Perhaps this year, you can intentionally do things differently and achieve different results, because the truth is, establishing goals is an important way to provide focus for our efforts and it drives achievement towards them. It allows us to align our energy with the things that are most important to us.

Imagine for a moment you are planning for a trip. At one time, you would have used physical MAPS to guide you on your journey. Nowadays, your method would likely be more automated, but the concept is the same. So, bear with me.

When you use MAPS to guide your journey, you have a destination and route in mind. That destination is often driven from a place of desire. You want (or need) to go there for some reason that is important to you.
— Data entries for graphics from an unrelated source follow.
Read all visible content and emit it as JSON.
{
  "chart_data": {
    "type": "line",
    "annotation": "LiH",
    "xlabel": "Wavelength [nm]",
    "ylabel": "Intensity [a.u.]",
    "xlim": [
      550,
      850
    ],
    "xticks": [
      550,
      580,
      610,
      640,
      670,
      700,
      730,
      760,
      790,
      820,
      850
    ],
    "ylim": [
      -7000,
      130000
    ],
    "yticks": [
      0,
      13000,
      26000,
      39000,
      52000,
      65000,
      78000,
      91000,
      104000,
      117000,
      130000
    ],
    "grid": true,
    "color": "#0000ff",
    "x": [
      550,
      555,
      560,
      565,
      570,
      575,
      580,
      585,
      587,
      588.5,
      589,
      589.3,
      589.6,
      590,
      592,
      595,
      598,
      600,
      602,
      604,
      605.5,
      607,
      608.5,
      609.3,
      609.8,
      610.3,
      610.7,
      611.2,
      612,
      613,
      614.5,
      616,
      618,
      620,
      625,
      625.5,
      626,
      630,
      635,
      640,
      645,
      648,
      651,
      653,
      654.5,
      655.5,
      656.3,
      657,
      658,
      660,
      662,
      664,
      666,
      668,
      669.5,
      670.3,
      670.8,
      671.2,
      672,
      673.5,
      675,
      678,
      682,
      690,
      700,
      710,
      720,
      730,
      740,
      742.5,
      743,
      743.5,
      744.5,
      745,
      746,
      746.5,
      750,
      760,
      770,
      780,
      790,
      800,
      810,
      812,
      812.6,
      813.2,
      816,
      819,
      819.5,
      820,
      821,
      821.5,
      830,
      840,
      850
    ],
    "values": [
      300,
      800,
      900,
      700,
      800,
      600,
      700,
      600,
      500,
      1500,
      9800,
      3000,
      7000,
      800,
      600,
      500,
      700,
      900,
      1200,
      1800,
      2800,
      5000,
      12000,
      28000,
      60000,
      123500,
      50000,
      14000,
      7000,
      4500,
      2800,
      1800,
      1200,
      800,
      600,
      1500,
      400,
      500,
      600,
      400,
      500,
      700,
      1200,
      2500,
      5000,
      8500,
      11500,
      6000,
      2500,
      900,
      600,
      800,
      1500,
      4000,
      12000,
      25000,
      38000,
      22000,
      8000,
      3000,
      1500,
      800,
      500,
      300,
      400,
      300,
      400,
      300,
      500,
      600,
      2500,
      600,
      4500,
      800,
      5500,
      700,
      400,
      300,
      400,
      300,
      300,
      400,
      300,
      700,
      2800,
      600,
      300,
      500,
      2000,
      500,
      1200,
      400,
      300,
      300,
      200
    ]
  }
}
It’s important to know, before you embark on your journey that you have effective transportation, financial resources, and the appropriate reservations. Next, you pack the right supplies and are confident in your ability to make the journey. That means, making sure you know the plan for the journey, while also understanding that often plans need to be fluid and changing and you must allow the flexibility to adjust as needed. For example, if the journey is hiking to the top of a peak, you will need to equip yourself with the right skills and experience to successfully complete the trek. And finally, you will set specific, realistic expectations and timelines for how long the journey will take.

Using the MAPS perspective, to be successful your goal must be:

Motivational: You have to feel compelled to strive for your goal. It must hold a level of importance that matches the effort required to achieve it. You will also benefit from finding a personal connection to it. This establishes an emotional link between you and what you seek to accomplish.

Attainable: You must believe your efforts will enable you to achieve your goals. This means, having the skills – or the ability to acquire them – to be successful. Your goals need to be attainable, but they should also pull you out of your comfort zone.

Permeable: Goals that are too rigid are often abandoned. This explains why New Year’s resolutions are often unsuccessful. Goals should be flexible enough to change if circumstances change or other opportunities arise.

Specific: Your path forward requires you to clearly define what needs to be accomplished (often in a measurable way with timeframes). Breaking goals into smaller pieces can also support your success and identifying milestones along the way can be critical.

So, if you create successful MAPS for your goals, you can ensure the focus is on what is important to you. Be sure to measure your progress along the way. While it still requires intentionality and commitment to stick to your goals, this method may just enable you to finish the year with a successful goal achievement.

What’s more, in addition to helping you personally achieve your goals, the MAPS method also works successfully in professional settings to help individuals and teams reach their goals.